To evaluate performance, we create random sample data drawn from 16 ordered symbols, and found the function cor takes more than one and a half minutes to compute the Kendall’s coefficient for 4000 observations in 24 features on an AMD Phenom II X4 CPU. At the time of writing, the function cor.test does not yet support multivariate data for comparison.

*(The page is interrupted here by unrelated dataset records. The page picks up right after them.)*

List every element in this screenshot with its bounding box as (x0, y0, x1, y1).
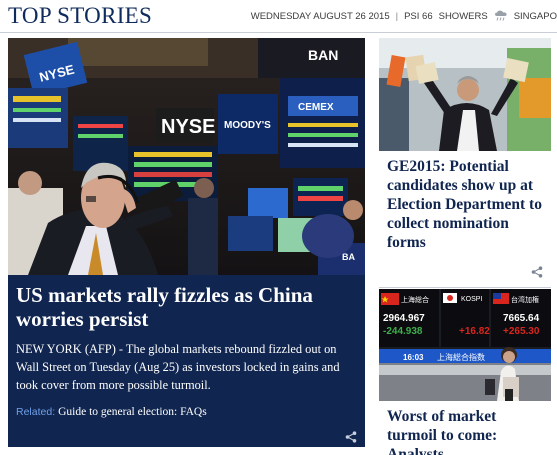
share-icon[interactable] (531, 266, 543, 278)
side-story-card-1[interactable]: GE2015: Potential candidates show up at … (379, 38, 551, 288)
trading-floor-image: NYSE NYSE MOODY'S BAN CEMEX BA (8, 38, 365, 275)
board-left-change: -244.938 (383, 326, 423, 337)
board-ticker: 上海総合指数 (437, 352, 485, 362)
related-links: Related: Guide to general election: FAQs (16, 406, 357, 418)
main-headline[interactable]: US markets rally fizzles as China worrie… (16, 283, 357, 331)
stock-board-photo: 上海総合 2964.967 -244.938 KOSPI +16.82 台湾加権… (379, 289, 551, 401)
main-story-photo[interactable]: NYSE NYSE MOODY'S BAN CEMEX BA (8, 38, 365, 275)
side-story-card-2[interactable]: 上海総合 2964.967 -244.938 KOSPI +16.82 台湾加権… (379, 289, 551, 455)
main-summary: NEW YORK (AFP) - The global markets rebo… (16, 340, 357, 394)
related-label: Related: (16, 406, 56, 418)
divider: | (395, 10, 399, 22)
candidates-photo (379, 38, 551, 151)
section-title[interactable]: TOP STORIES (8, 3, 152, 29)
board-right-label: 台湾加権 (511, 295, 539, 304)
board-right-value: 7665.64 (503, 313, 540, 324)
cemex-sign: CEMEX (298, 102, 334, 113)
dateline: NEW YORK (AFP) (16, 342, 116, 356)
main-story-card[interactable]: NYSE NYSE MOODY'S BAN CEMEX BA US market… (8, 38, 365, 447)
nyse-sign-center: NYSE (161, 116, 215, 138)
share-icon[interactable] (345, 431, 357, 443)
bank-sign: BAN (308, 47, 338, 63)
location-text: SINGAPO (513, 10, 557, 22)
current-date: WEDNESDAY AUGUST 26 2015 (250, 10, 390, 22)
board-left-value: 2964.967 (383, 313, 425, 324)
booth-sign: BA (342, 252, 355, 262)
board-right-change: +265.30 (503, 326, 540, 337)
weather-text: SHOWERS (438, 10, 488, 22)
main-story-text: US markets rally fizzles as China worrie… (8, 275, 365, 447)
board-left-label: 上海総合 (401, 295, 429, 304)
side-story-photo-2[interactable]: 上海総合 2964.967 -244.938 KOSPI +16.82 台湾加権… (379, 289, 551, 401)
moodys-sign: MOODY'S (224, 120, 271, 131)
side-story-photo-1[interactable] (379, 38, 551, 151)
related-link[interactable]: Guide to general election: FAQs (58, 406, 207, 418)
board-time: 16:03 (403, 353, 424, 362)
board-mid-label: KOSPI (461, 296, 482, 303)
side-headline-2[interactable]: Worst of market turmoil to come: Analyst… (379, 401, 551, 455)
side-headline-1[interactable]: GE2015: Potential candidates show up at … (379, 151, 551, 252)
date-weather-bar: WEDNESDAY AUGUST 26 2015 | PSI 66 SHOWER… (251, 10, 557, 22)
psi-reading: PSI 66 (404, 10, 433, 22)
rain-cloud-icon (494, 10, 507, 21)
board-mid-change: +16.82 (459, 326, 490, 337)
top-bar: TOP STORIES WEDNESDAY AUGUST 26 2015 | P… (0, 0, 557, 33)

> test.data <- function(dim, num, seed=17) { 
+     set.seed(seed) 
+     matrix(sample(1:16, dim*num, replace=TRUE), nrow=num) 
+ } 
> m <- test.data(24, 4000) 

> system.time(cor(m, method="kendall")) 
   user  system elapsed 
 95.610   0.010  95.614

The same task would take merely 0.5 seconds for rpucor on a NVIDIA GTX 460 GPU.

> system.time(rpucor(m, method="kendall")) 
   user  system elapsed 
  0.570   0.000   0.569

And it takes similarly short amount of time for rpucor.test.

> system.time(rpucor.test(m, method="kendall")) 
   user  system elapsed 
  0.520   0.000   0.516

Exercises

  1. Determine which pairs of variables in the data set USJudgeRatings are correlated based on the Kendall’s method at 0.05 significance level.
  2. Determine which pairs of variables in the data set ToothGrowth are correlated based on the Kendall’s method at 0.05 significance level. (Hint: transform its dichotomy variable supp into numeric type before proceed.)